Яков поднял на ноги дружину, собрал холопов, велел запрягать и торочить коней и выпускать из хлевов скот - по кустам разбегутся, так и то татарам больше заботы станет ловить каждого арканом!
На крыльце их обняла ночь. Нагретая за день пыль отдавала зной солнца и гасила шаги. В кустах сада шелестели кузнечики. Звёзды, срываясь, чертили огненный след. Ночь пахла теплом, мятой и зреющим хлебом. Но ржали кони, плакали дети, гомонили бабы, и зарницы, вспыхивающие над землёй, казались заревом горящего Ярославля.
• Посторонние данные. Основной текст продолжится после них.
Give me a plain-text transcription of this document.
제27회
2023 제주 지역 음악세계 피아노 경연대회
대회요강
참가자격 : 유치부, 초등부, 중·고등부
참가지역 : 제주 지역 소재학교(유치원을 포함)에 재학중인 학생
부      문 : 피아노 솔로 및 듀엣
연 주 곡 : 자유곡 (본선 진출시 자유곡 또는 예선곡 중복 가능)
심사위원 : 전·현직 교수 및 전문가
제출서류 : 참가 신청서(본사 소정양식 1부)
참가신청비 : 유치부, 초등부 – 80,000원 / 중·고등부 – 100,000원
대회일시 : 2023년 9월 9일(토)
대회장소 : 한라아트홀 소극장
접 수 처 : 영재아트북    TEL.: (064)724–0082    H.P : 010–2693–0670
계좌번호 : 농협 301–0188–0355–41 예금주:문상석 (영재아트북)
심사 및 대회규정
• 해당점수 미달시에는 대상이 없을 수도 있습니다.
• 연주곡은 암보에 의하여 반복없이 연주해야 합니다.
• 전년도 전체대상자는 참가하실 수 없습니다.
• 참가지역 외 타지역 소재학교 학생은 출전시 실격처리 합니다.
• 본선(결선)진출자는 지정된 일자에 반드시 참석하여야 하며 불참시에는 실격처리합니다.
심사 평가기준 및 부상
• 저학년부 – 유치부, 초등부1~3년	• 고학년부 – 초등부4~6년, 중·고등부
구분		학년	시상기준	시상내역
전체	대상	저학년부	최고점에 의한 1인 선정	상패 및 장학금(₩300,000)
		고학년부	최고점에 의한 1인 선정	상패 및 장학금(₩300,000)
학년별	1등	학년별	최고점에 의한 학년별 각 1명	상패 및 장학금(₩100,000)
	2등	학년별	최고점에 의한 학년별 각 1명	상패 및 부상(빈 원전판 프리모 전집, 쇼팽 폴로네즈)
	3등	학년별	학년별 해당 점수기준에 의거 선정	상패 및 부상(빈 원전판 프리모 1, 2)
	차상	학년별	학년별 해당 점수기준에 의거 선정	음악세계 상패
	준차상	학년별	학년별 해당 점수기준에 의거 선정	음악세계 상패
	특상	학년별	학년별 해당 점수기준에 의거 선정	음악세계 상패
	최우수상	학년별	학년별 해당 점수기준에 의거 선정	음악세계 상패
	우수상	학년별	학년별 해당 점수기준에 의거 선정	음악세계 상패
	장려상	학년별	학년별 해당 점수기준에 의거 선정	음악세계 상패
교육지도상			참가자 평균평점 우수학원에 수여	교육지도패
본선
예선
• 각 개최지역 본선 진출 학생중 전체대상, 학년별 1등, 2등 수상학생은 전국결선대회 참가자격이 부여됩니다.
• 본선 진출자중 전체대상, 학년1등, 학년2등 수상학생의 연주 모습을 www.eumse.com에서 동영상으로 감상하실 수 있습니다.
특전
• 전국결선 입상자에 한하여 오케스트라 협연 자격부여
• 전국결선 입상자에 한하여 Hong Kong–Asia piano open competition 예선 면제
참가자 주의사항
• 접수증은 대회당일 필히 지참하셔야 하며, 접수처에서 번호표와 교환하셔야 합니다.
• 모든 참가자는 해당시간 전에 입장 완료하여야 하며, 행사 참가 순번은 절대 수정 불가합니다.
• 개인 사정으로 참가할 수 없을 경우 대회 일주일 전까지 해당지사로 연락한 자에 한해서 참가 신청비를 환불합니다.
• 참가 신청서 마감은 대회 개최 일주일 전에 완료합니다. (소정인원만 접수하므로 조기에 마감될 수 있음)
Мария, прижимая малыша, повалилась в телегу, на сено.
- Стёпушка - где?
- Повезли уже! - отозвались из темноты.
- Стефан со мной! - послышался голос супруга.
Возки и телеги уже выезжали, гружёные добром, со двора. Коровы и овцы шарахались под ноги коней. В ночи мычало, блеяло, хрюкало, выли собаки, голосили жёнки. Кто-то бежал сзади с криком: "Матушка боярыня!.." Мария хотела остановить, но возчик полосовал коня, и телега неслась, подкидывая и колыхаясь на выбоинах, и ей оставалось только сжимать малыша, чуя, как нянька с двумя сенными перекатывают по ногам, хватаясь за края телеги. И бежали, дёргаясь вверх и вниз, звёзды над головой, да чья-то голова, склоняясь со скачущего сбоку телеги коня, спросила:
- Боярыня - здеся?
- Здеся! - хором ответили бабы.
И голова исчезла, только топот нёсся посторонь.